После крайне напряженного вступления, в совершенно ином настроении, с какой-то радостной решимостью начинает звучать ответ «Es muss sein!» (Allegro, F-dur, alia breve):
[pic]
Эта тема получает продолжение и развитие. С игривою легкостью композитор ведет голоса, свободно и своевольно распоряжается ритмом. В такте 44 наступает напряженная генеральная пауза, после которой происходит модуляция в A-dur. У виолончели появляется новая тема маршеобразного характера — начало побочной партии (пример 195).
[pic]
Подобный легкий колорит звучания не раз встречался в произведениях позднего Бетховена, например в скерцо квартета № 14.
Эта маршеобразная тема, перейдя от виолончели к первой скрипке, захватывает ведущую роль в ансамбле, но вдруг сменяется темой главной партии, которая постепенно идет вверх.
В разработке полифонически объединяются отдельные элементы главной темы. Из этого сплетения голосов выделим мелодию, родившуюся из начала главной темы и звучащую у второй скрипки (пример 196).
[pic]
Совершенно неожиданно в разработку врывается маршеобразная тема побочной партии в светлом D-dur.
Реприза (Grave) начинается возвращением вопроса «Muss es sein?», который звучит очень драматично. В этот вопрос вплетается ответ — мотив «Es muss sein!»—сначала тихо, затем усиливаясь в звучании при жутком демоническом биении нижних голосов.

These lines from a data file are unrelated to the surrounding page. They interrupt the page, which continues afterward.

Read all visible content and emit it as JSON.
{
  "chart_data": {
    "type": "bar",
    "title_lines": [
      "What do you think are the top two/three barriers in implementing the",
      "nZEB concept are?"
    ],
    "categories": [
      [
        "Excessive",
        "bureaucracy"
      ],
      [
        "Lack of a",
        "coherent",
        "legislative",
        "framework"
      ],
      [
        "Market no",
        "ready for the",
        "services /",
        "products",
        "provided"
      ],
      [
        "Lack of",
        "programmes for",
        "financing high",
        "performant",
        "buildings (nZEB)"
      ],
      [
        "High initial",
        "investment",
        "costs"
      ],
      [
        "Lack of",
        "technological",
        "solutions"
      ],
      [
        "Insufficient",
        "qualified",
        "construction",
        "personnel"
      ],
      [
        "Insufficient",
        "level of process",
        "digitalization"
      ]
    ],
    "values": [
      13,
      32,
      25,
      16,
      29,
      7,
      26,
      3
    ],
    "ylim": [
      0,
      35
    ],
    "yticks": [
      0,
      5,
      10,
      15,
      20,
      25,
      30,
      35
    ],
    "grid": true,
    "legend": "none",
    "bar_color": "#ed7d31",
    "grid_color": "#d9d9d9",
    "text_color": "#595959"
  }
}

Но чем мрачнее и страшнее было впечатление от вопроса, тем светлее и яснее становится горизонт, как только возвращается ответ, то есть Allegro F-dur. Оба его тематические элемента чудесным образом соединяются в оживленную мелодию, которая излагается в виде четырехголосной канонической имитации (пример 197).
[pic]
При переходе к коде тема главной партии гармонизована так своеобразно, что, по словам Хельма, «Фетис и Улыбышев должны были бы заткнуть уши, если бы они когда-либо услышали этот квартет в концерте» (37, 305):
[pic]
[pic]
После напряженной остановки с ферматой можно было ожидать появления коды в отдаленной тональности, но вместо этого вновь вводится маршеобразный мотив побочной партии. Впечатление от fortissimo, появившегося в конце, производит поистине ошеломляющий эффект. «Слушая в течение двадцати четырех тактов точно дразнящее хихиканье pianissimo, которое неожиданно прервано ударами fortissimo, получаешь приблизительно такое впечатление, как будто маэстро хохочет над собой и всеми нами по поводу того, что мы всерьез приняли загадочный вопрос „Muss es sein?k'» (37, 307).
Продолжительность исполнения квартета 21 минута: I ч. — 5,5 мин., II ч.— 3 мин., III ч. — 6 мин., IV ч. — 6,5 мин.